If Hitler and his close aides knew the war was lost in 1942, then how did it continued till 1945?

by BiggusDoofus

I have read multiple people's opinions that the Hitler and his close aides like Goering, Goebbels, etc. knew that the war was lost in 1942 following some major loss.

How did the war continue with the intensity it did for 3 whole years after that?

Aoimoku91

I do not know how much in 1943 (more than in 1942) Hitler was aware that the war was lost and how convinced he was of his inevitable destiny to lead Germany to greatness. Certainly the prospects for complete victory had faded, but they were still convinced of an honorable draw. There were basically four reasons why they led their country to continue the struggle:

  1. Superiority: the fascist regimes were convinced that their system was inherently superior to enemy systems, that the national unity given by fascism and the superiority of their race would be sufficient to finally defeat enemies superior in men and means. Partly there was the belief that if they resisted long enough their enemies, who were more tired of war than they were, would grant them some kind of peace.

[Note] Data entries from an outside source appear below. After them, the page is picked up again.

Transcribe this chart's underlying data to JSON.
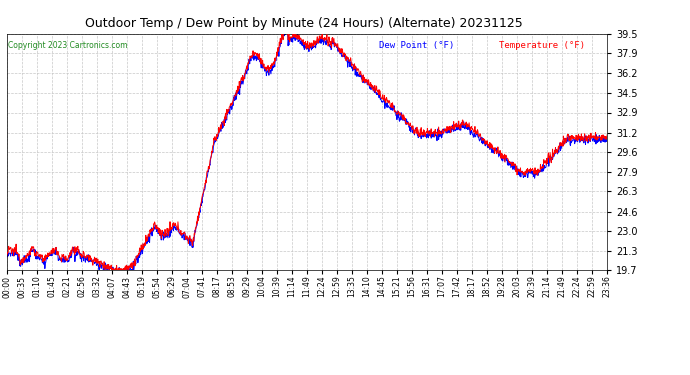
{
  "title": "Outdoor Temp / Dew Point by Minute (24 Hours) (Alternate) 20231125",
  "copyright": "Copyright 2023 Cartronics.com",
  "legend_dew": "Dew Point (°F)",
  "legend_temp": "Temperature (°F)",
  "temp_color": "#ff0000",
  "dew_color": "#0000ff",
  "bg_color": "#ffffff",
  "grid_color": "#c8c8c8",
  "ylim_min": 19.7,
  "ylim_max": 39.5,
  "yticks": [
    19.7,
    21.3,
    23.0,
    24.6,
    26.3,
    27.9,
    29.6,
    31.2,
    32.9,
    34.5,
    36.2,
    37.9,
    39.5
  ],
  "xtick_labels": [
    "00:00",
    "00:35",
    "01:10",
    "01:45",
    "02:21",
    "02:56",
    "03:32",
    "04:07",
    "04:43",
    "05:19",
    "05:54",
    "06:29",
    "07:04",
    "07:41",
    "08:17",
    "08:53",
    "09:29",
    "10:04",
    "10:39",
    "11:14",
    "11:49",
    "12:24",
    "12:59",
    "13:35",
    "14:10",
    "14:45",
    "15:21",
    "15:56",
    "16:31",
    "17:07",
    "17:42",
    "18:17",
    "18:52",
    "19:28",
    "20:03",
    "20:39",
    "21:14",
    "21:49",
    "22:24",
    "22:59",
    "23:36"
  ],
  "n_points": 1440
}
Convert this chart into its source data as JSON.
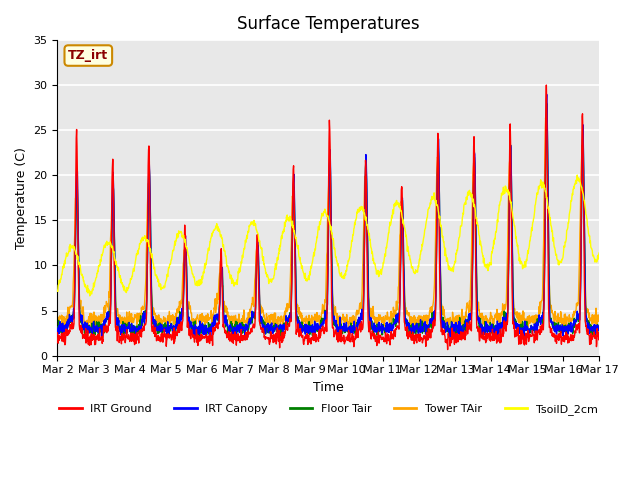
{
  "title": "Surface Temperatures",
  "xlabel": "Time",
  "ylabel": "Temperature (C)",
  "ylim": [
    0,
    35
  ],
  "plot_bg_color": "#e8e8e8",
  "legend_entries": [
    "IRT Ground",
    "IRT Canopy",
    "Floor Tair",
    "Tower TAir",
    "TsoilD_2cm"
  ],
  "line_colors": [
    "red",
    "blue",
    "green",
    "orange",
    "yellow"
  ],
  "annotation_text": "TZ_irt",
  "x_tick_labels": [
    "Mar 2",
    "Mar 3",
    "Mar 4",
    "Mar 5",
    "Mar 6",
    "Mar 7",
    "Mar 8",
    "Mar 9",
    "Mar 10",
    "Mar 11",
    "Mar 12",
    "Mar 13",
    "Mar 14",
    "Mar 15",
    "Mar 16",
    "Mar 17"
  ],
  "y_ticks": [
    0,
    5,
    10,
    15,
    20,
    25,
    30,
    35
  ],
  "title_fontsize": 12,
  "axis_label_fontsize": 9,
  "tick_fontsize": 8,
  "n_days": 15,
  "n_per_day": 96,
  "seed": 10
}
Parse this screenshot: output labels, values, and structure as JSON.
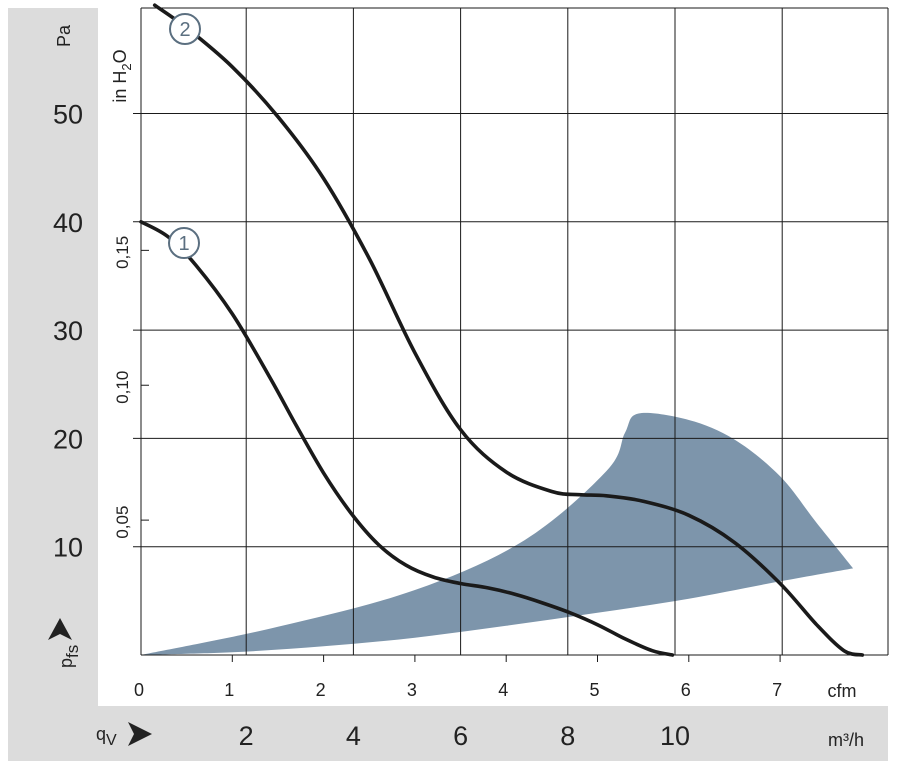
{
  "chart_data": {
    "type": "line",
    "title": "",
    "colors": {
      "operating_area": "#7d95ab",
      "panel": "#dcdcdc",
      "curves": "#1a1a1a",
      "label_ring": "#5b6f80"
    },
    "grid": true,
    "y_axis_left": {
      "unit": "Pa",
      "label": "p",
      "label_sub": "fs",
      "ticks": [
        "10",
        "20",
        "30",
        "40",
        "50"
      ],
      "range": [
        0,
        60
      ]
    },
    "y_axis_inner": {
      "unit": "in H",
      "unit_sub": "2",
      "unit_tail": "O",
      "ticks": [
        "0,05",
        "0,10",
        "0,15"
      ],
      "range": [
        0,
        0.241
      ]
    },
    "x_axis_cfm": {
      "unit": "cfm",
      "ticks": [
        "0",
        "1",
        "2",
        "3",
        "4",
        "5",
        "6",
        "7"
      ],
      "range": [
        0,
        7.9
      ]
    },
    "x_axis_m3h": {
      "unit": "m³/h",
      "label": "q",
      "label_sub": "V",
      "ticks": [
        "2",
        "4",
        "6",
        "8",
        "10"
      ]
    },
    "series": [
      {
        "name": "1",
        "x_cfm": [
          0,
          0.3,
          0.6,
          1.0,
          1.4,
          1.7,
          2.0,
          2.3,
          2.6,
          2.9,
          3.2,
          3.5,
          3.8,
          4.1,
          4.4,
          4.7,
          5.0,
          5.3,
          5.6,
          5.82
        ],
        "y_pa": [
          40,
          38.6,
          36.0,
          31.5,
          25.8,
          21.2,
          16.8,
          13.1,
          10.2,
          8.3,
          7.2,
          6.6,
          6.2,
          5.6,
          4.8,
          3.9,
          2.8,
          1.5,
          0.4,
          0
        ]
      },
      {
        "name": "2",
        "x_cfm": [
          0.15,
          0.5,
          1.0,
          1.5,
          2.0,
          2.5,
          3.0,
          3.5,
          4.0,
          4.5,
          4.8,
          5.1,
          5.5,
          6.0,
          6.5,
          7.0,
          7.4,
          7.7,
          7.9
        ],
        "y_pa": [
          60,
          57.9,
          54.3,
          49.7,
          44.0,
          36.6,
          27.9,
          20.8,
          16.9,
          15.1,
          14.8,
          14.7,
          14.2,
          12.9,
          10.4,
          6.6,
          2.8,
          0.4,
          0
        ]
      }
    ],
    "operating_area": {
      "name": "",
      "x_cfm": [
        0,
        1.5,
        3.0,
        4.2,
        5.1,
        5.3,
        5.45,
        6.0,
        6.5,
        7.0,
        7.4,
        7.8,
        7.8,
        7.0,
        6.0,
        5.0,
        4.0,
        3.0,
        2.0,
        1.0,
        0
      ],
      "y_pa": [
        0,
        2.6,
        6.0,
        10.6,
        17.0,
        20.5,
        22.3,
        21.7,
        19.9,
        16.5,
        12.2,
        8.0,
        8.0,
        6.8,
        5.2,
        3.9,
        2.7,
        1.6,
        0.8,
        0.25,
        0
      ]
    }
  }
}
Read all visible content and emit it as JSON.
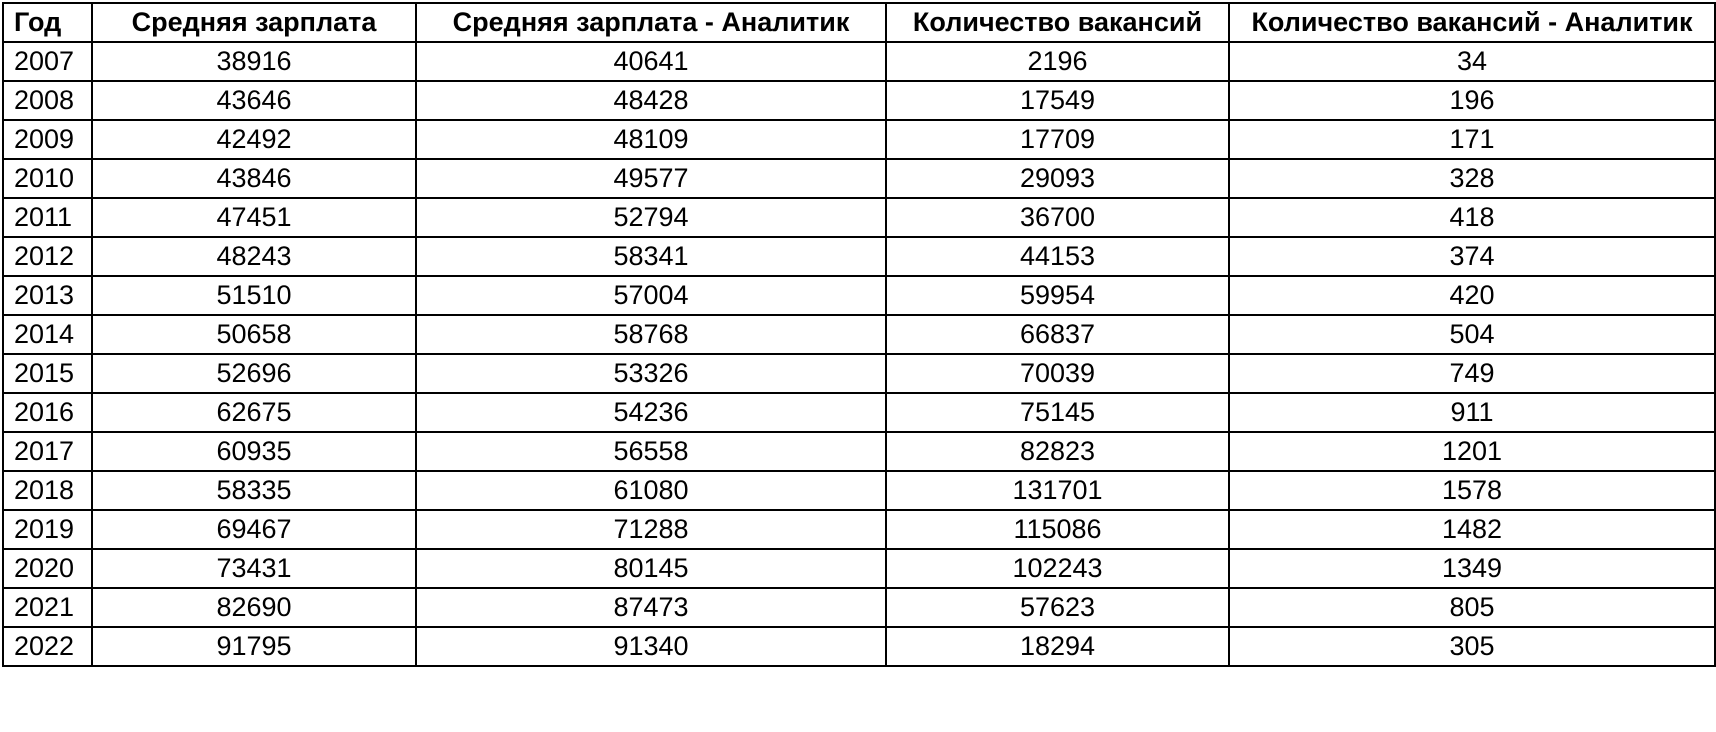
{
  "table": {
    "headers": [
      "Год",
      "Средняя зарплата",
      "Средняя зарплата - Аналитик",
      "Количество вакансий",
      "Количество вакансий - Аналитик"
    ],
    "rows": [
      [
        "2007",
        "38916",
        "40641",
        "2196",
        "34"
      ],
      [
        "2008",
        "43646",
        "48428",
        "17549",
        "196"
      ],
      [
        "2009",
        "42492",
        "48109",
        "17709",
        "171"
      ],
      [
        "2010",
        "43846",
        "49577",
        "29093",
        "328"
      ],
      [
        "2011",
        "47451",
        "52794",
        "36700",
        "418"
      ],
      [
        "2012",
        "48243",
        "58341",
        "44153",
        "374"
      ],
      [
        "2013",
        "51510",
        "57004",
        "59954",
        "420"
      ],
      [
        "2014",
        "50658",
        "58768",
        "66837",
        "504"
      ],
      [
        "2015",
        "52696",
        "53326",
        "70039",
        "749"
      ],
      [
        "2016",
        "62675",
        "54236",
        "75145",
        "911"
      ],
      [
        "2017",
        "60935",
        "56558",
        "82823",
        "1201"
      ],
      [
        "2018",
        "58335",
        "61080",
        "131701",
        "1578"
      ],
      [
        "2019",
        "69467",
        "71288",
        "115086",
        "1482"
      ],
      [
        "2020",
        "73431",
        "80145",
        "102243",
        "1349"
      ],
      [
        "2021",
        "82690",
        "87473",
        "57623",
        "805"
      ],
      [
        "2022",
        "91795",
        "91340",
        "18294",
        "305"
      ]
    ]
  }
}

  2. Destiny: Prussia's history is the story of downfalls and revenge. During the last of the war years Reich propaganda obsessively recalled the "miracle of the House of Brandenburg," when during the Seven Years' War in the eighteenth century Prussia had almost lost the war and its independence and the Russians were one step away from conquering Berlin. Suddenly, Tsarina Elizabeth, fiercely anti-Prussian, died and was succeeded by Tsar Peter III who, on the contrary, was a great admirer of the Prussian King Frederick and withdrew his troops allowing Prussia to reach an honorable peace with its enemies. Similarly, the Nazis were convinced that a miracle would come to save their Germany at the last second, either through the Wunderwaffen or through a war between the Western Allies and the Soviet Union. It seemed to them to have come when Roosevelt, a great friend of the Soviets, died and was replaced by Truman who in contrast was a fierce anti-Communist. But in any case Truman hated the Nazis much more than the Soviets and carried the war through to the end.

  3. Fear: The Nazi and collaborationist countries' leadership knew they had gone too far. Too many unprovoked wars, too much looting, too many gratuitous deaths caused by their choices to hope for leniency from the victors. Hitler and the other hierarchs, German or not, knew they would not end up like Kaiser Wilhelm II, who died peacefully in exile. Once they surrendered, they would all be killed, as indeed they were. In order to gain a few more months of life, they were ready to sacrifice millions of their countrymen.

  4. Extermination: the main goal of Nazism, the one to which everything else could be sacrificed, was the extermination of the Jews. Nazism was a genocidal cult, and in fact the decision to proceed with the gas chambers came in 1942, by which time it was clear that the war was not going to be won any time soon and bizarre plans such as deporting them to Madagascar (where they would be left to starve, let us be clear) became impossible. Every day that Nazi Germany was still standing was one more day in which the Jews of Europe could be killed. If it was necessary to make the Germans extinct one day after killing the last Jew, the Nazis would have been ready to do so. Evidence of this genocidal obsession of the Nazis is plentiful: for example, the many times when trains loaded with soldiers and ammunition were left standing at stations, when the front needed them badly, in order to pass trains of deported Jews to the death camps. Or when Himmler in 1945 pretended to negotiate with Jewish-English agents the liberation of the surviving Jews in exchange for his personal salvation, when he knew full well that those same Jews were being exterminated in the so-called death marches (taken out of the camp and forced to march westward dressed in rags in the Polish winter) and thus destroying the only thing that could save his life.